In other words, through the institutional deadlock imposed by Pinochet’s Constitution, the neoliberal machinery found a secure refuge. Since 1990 right wing parties have grotesquely benefited from these rules; they have been consistently opposed to structural transformations, not only of the educational system, but of anything which could erode the basis of what they so proudly defend. Through a fake representation in Parliament gained through a deeply flawed system, they have been able to impose their will and maintain the status quo throughout the years.

Experience has taught the student movement that the institutional deadlock cannot be opened through regular institutional channels. Indeed, five years ago a secondary school student movement called ‘the penguins’, after months of marches and protests was invited by the then socialist government to a round of negotiations. These negotiations came to nothing. As soon as the watered down bill came to parliamentary discussion any possibility of reform was completely lost.

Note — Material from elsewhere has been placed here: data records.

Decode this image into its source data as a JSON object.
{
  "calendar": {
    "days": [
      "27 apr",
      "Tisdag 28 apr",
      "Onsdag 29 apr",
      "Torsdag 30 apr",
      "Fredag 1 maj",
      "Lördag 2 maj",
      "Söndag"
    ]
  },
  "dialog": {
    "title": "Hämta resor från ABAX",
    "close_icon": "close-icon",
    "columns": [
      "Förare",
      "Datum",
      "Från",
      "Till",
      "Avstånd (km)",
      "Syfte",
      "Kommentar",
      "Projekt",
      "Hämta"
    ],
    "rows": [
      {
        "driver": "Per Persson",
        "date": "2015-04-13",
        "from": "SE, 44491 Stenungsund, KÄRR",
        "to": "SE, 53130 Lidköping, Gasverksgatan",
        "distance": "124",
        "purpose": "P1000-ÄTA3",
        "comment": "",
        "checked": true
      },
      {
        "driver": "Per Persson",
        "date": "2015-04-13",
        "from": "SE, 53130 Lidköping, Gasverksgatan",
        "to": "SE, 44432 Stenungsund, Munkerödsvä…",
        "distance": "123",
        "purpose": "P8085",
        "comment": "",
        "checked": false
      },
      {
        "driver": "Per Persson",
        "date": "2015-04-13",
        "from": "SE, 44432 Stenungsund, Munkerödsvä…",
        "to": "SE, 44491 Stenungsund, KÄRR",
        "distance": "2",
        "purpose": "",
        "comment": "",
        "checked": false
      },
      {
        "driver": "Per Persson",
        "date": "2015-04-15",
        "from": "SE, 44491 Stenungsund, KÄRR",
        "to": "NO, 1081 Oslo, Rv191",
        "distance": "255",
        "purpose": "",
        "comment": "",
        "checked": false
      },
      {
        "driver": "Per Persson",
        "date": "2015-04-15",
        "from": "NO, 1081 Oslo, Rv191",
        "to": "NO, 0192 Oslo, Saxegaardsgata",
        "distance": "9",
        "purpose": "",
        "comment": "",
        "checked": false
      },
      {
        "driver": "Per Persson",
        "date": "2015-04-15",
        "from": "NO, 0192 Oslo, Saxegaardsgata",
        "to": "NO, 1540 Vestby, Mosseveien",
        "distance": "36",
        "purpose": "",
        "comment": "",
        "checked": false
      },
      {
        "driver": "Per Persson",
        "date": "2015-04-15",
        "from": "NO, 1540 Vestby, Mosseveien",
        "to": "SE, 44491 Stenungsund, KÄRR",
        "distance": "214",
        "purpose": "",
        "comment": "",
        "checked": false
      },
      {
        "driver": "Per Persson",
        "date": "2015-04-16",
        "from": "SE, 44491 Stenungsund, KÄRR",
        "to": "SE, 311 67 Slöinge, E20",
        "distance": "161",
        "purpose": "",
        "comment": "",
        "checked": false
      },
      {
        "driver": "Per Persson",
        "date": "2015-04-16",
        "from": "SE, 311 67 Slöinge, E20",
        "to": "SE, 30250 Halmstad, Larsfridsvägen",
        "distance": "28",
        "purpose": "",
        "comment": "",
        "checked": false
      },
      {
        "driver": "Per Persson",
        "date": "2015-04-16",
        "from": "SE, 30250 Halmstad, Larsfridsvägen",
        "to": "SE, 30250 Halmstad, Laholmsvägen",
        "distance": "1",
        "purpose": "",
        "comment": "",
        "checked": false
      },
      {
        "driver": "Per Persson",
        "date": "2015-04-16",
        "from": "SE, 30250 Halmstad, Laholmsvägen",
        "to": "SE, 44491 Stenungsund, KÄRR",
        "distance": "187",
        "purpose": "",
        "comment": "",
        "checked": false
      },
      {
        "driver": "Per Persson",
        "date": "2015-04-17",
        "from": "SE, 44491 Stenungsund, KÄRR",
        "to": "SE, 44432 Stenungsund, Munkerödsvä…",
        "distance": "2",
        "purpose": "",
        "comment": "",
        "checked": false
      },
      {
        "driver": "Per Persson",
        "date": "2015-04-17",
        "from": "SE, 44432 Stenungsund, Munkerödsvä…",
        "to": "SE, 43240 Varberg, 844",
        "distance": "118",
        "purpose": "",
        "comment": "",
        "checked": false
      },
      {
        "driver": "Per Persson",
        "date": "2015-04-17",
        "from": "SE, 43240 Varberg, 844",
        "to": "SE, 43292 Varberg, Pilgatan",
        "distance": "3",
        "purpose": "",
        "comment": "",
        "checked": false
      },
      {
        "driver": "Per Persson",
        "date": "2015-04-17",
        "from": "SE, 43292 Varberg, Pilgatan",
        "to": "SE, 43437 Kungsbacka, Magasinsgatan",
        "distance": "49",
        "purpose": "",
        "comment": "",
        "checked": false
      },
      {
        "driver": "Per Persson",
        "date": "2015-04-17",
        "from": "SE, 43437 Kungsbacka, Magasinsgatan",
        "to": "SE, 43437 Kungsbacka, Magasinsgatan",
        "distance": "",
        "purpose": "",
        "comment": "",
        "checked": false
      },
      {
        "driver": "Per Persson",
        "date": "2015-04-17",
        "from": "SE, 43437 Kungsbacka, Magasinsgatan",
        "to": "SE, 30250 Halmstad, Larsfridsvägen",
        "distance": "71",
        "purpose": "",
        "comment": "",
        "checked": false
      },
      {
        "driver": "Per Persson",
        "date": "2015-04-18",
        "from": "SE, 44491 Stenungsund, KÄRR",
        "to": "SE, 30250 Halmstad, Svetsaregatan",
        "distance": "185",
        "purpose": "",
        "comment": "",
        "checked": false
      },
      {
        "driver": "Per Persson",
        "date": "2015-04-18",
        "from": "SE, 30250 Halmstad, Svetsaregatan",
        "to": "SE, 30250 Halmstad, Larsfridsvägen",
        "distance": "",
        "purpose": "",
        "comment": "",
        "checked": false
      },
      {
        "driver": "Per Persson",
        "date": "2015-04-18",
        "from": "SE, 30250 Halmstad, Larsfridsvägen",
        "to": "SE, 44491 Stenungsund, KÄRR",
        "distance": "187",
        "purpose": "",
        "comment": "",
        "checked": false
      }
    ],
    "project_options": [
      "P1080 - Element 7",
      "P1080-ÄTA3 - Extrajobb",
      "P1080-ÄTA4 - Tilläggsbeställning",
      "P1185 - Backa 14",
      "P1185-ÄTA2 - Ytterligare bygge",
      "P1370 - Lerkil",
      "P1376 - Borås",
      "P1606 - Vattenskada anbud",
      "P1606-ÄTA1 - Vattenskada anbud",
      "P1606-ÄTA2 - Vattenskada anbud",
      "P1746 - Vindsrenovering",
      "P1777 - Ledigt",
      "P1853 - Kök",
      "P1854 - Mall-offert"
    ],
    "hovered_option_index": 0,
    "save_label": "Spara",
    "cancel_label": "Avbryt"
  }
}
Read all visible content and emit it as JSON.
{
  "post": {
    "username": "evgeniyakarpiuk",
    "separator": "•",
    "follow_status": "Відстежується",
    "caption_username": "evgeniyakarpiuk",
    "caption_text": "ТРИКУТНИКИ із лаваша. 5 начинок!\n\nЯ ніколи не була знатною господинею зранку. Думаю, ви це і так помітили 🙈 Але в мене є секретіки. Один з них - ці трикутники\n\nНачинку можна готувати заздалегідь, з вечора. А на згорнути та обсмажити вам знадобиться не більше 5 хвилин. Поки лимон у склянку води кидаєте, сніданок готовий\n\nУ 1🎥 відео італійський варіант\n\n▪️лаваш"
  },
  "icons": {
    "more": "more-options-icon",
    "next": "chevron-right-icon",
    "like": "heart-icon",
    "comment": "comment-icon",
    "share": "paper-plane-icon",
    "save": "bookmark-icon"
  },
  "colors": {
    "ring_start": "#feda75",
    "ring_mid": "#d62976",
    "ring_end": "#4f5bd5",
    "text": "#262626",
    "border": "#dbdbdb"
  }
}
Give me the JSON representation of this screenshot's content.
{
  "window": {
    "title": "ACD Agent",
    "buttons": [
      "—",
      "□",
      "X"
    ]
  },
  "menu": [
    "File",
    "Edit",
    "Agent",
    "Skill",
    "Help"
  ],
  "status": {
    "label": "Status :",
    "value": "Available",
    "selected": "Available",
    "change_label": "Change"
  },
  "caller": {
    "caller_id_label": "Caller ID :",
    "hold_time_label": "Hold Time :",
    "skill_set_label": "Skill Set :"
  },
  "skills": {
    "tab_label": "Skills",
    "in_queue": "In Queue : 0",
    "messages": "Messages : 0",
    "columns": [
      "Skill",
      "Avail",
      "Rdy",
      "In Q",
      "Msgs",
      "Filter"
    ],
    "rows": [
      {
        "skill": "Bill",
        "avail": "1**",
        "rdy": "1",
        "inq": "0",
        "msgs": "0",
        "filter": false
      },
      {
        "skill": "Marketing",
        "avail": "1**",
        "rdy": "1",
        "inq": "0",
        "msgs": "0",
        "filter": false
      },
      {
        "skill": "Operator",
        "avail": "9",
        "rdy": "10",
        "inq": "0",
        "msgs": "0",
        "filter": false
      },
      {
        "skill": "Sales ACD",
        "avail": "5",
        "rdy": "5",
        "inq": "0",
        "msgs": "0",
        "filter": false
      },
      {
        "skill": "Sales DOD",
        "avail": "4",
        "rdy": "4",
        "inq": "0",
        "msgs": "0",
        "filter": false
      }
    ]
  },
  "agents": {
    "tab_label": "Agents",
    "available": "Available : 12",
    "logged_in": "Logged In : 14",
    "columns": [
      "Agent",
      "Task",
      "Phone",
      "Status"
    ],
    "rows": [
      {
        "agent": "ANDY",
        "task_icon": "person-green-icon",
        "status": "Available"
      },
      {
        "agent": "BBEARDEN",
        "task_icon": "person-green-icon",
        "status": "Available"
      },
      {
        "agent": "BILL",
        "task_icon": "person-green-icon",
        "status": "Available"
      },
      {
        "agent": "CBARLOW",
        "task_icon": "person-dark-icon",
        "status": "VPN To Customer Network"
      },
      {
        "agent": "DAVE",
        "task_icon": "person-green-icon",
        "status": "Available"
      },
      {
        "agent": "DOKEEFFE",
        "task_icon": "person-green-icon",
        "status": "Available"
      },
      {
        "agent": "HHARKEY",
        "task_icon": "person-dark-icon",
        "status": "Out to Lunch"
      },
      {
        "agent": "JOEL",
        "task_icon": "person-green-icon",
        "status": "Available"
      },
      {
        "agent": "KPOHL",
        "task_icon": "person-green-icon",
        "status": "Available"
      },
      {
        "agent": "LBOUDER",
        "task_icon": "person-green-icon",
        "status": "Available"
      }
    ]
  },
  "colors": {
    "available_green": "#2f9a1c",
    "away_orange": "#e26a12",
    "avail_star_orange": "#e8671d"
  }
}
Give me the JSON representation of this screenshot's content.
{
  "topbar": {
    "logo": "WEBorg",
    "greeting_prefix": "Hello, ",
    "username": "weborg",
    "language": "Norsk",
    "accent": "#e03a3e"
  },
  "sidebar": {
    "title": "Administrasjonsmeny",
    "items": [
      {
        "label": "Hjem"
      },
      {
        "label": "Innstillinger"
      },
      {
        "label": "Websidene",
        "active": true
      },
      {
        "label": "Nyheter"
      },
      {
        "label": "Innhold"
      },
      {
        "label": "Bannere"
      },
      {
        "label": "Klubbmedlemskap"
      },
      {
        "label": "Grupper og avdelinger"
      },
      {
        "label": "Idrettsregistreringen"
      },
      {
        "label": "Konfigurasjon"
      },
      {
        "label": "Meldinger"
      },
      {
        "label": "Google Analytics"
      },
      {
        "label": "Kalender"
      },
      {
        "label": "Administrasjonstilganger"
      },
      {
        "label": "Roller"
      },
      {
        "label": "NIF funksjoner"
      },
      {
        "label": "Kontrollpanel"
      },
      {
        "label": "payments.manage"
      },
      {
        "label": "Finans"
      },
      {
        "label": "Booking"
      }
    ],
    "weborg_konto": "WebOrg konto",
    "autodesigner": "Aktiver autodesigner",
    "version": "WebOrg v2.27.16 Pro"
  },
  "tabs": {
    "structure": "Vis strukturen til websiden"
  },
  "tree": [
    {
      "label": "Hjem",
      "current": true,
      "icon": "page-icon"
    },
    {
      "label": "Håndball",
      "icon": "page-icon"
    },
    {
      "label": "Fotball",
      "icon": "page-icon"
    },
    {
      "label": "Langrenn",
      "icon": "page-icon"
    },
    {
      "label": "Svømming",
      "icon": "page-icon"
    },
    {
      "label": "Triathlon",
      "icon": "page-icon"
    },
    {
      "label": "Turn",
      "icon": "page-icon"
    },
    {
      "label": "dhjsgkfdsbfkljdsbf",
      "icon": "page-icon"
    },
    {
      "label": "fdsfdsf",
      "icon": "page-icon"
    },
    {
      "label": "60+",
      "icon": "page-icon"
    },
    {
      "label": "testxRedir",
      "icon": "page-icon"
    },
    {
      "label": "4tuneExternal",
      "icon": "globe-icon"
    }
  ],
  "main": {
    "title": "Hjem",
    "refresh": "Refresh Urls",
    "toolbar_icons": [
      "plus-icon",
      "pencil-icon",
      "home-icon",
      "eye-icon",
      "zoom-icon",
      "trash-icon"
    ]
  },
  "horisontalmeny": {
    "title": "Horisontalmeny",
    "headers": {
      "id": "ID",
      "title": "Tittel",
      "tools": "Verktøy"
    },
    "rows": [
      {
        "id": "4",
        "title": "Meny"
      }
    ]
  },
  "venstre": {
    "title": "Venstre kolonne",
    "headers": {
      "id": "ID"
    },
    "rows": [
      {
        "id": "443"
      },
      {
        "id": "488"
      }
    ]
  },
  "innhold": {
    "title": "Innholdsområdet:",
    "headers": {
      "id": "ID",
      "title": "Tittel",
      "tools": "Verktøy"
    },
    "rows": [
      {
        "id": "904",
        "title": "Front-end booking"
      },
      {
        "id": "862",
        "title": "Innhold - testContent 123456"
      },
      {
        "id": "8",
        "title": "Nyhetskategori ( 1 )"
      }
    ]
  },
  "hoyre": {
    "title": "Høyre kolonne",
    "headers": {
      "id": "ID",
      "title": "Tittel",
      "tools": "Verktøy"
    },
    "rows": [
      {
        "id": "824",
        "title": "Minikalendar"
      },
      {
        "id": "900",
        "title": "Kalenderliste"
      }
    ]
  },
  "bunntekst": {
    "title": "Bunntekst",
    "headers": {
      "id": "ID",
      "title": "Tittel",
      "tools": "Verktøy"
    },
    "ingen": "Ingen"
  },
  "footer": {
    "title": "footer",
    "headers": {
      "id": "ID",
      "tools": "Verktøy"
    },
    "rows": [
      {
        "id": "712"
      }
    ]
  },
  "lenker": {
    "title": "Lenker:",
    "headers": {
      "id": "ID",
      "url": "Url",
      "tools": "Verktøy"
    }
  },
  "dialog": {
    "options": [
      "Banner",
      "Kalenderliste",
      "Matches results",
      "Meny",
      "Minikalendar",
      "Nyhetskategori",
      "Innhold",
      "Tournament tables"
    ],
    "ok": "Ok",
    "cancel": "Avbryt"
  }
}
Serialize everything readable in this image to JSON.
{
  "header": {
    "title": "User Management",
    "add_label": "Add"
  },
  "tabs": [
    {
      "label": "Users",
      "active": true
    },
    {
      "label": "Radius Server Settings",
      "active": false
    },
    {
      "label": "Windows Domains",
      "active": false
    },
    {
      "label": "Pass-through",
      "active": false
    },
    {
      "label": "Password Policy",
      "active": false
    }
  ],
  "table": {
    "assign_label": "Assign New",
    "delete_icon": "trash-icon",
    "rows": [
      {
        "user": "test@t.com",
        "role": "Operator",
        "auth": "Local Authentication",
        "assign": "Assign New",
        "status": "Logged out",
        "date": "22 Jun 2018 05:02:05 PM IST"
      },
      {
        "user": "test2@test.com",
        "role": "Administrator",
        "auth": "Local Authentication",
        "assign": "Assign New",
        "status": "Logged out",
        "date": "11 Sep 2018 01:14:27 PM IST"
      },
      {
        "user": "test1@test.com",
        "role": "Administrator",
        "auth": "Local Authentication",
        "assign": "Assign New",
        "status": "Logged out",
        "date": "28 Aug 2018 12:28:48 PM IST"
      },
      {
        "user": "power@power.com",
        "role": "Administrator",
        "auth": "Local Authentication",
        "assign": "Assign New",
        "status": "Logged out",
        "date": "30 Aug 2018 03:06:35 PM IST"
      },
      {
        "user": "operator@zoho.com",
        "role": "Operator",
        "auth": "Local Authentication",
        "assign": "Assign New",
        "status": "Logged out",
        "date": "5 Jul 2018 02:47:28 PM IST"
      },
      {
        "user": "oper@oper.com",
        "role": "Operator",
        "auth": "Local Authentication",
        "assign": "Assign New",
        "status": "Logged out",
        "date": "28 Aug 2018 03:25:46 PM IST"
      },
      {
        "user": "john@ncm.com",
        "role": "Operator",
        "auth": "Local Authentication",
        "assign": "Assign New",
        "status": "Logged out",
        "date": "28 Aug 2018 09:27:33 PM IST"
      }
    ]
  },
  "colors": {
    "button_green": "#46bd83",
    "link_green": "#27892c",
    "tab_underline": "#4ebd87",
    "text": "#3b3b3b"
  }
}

Last week the government initiated a round of negotiations with the current student movement. This time, however, students know that the only way these negotiations can find a proper course is by maintaining marches, protests and an adequate use of force throughout the whole process. They know that institutional mechanisms do not offer the guarantees necessary to produce the transformations they are legitimately claiming for, so the pressure should remain in place until the very end. As they have asserted, they won’t stop their demands until they have been accomplished, that is, to change a system which treats education as a commodity, which has created the most expensive higher education in the world (OECD) and which reproduces, from the very beginning, the inequalities of a rotten economic state.

This is why in the last four months millions of Chileans have decided to go on to the streets to express their discontent at a political class unable to provide adequate responses to these problems. This is why nearly 80% of the population supports the movement. This is why marches and protests will continue; schools and universities will maintain their doors shut and many students may lose their academic year. All this will continue until the longed for transformations are achieved.

With the beginning of a new season, the Chilean Winter has entered into a new stage of revolt.”